I am mostly interested in axploiting all dashboared & logging / debugging features of Netscaler 8.0 – still have a couple of 6.1
Best dashboarding system I have seen for Netscalers by far is http://www.logicmonitor.com/ – automatically discovers all VIPs, monitors traffic and requests for each, as well as full break down by content switching servers, integrated caching, compression, etc.
Check it out – it makes monitoring Netscalers trivial, instead of a total pain.
Thank you very much for the logmonitor & the rest of the Netscaler support provided here.
Highly appreciated! Straight forward commands…
When the primary fails & it is not reachable, what type of commands are available after a reboot to check what went wrong other than it went down?
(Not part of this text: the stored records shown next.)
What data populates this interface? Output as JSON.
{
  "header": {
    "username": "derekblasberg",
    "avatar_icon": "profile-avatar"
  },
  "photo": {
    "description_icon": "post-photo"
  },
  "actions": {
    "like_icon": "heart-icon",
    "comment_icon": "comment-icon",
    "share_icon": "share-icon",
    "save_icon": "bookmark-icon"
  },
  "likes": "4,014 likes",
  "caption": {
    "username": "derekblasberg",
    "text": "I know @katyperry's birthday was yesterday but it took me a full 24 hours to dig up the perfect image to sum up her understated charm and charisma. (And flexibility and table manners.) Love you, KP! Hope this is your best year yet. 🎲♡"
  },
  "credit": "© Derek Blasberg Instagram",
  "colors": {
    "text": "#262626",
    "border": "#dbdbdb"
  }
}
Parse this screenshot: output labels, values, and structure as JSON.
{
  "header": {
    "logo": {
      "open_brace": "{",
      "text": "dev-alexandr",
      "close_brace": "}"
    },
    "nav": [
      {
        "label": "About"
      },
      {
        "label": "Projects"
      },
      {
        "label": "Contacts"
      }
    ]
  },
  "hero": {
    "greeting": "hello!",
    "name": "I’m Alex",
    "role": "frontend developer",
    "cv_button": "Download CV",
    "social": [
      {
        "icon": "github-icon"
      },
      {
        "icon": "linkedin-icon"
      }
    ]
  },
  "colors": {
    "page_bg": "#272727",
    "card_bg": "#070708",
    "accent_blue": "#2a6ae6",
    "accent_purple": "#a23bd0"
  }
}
I am using three independent clusters of 9000 NS.
Thanks,
Ron Ikonomou
If the netscaler crashes, there should be some indications of the failure once you drop to the shell, in:
/var/log/messages
kernel dumps in:
/var/crash
Of course, most of the reasons will not mean much except to Netscaler support.
e.g.
/flash/ns-8.0-55.3: kernel trap 28 with interrupts disabled at eip=305f6810
ns /flash/ns-8.0-55.3: Fatal trap 28: machine check trap while in kernel mode
So the best recourse is usually to open a case, or just upgrade to most recent GD release (as that is usually Netscaler support’s recommendation.)
If you think you have a new bug, then open a case, certainly.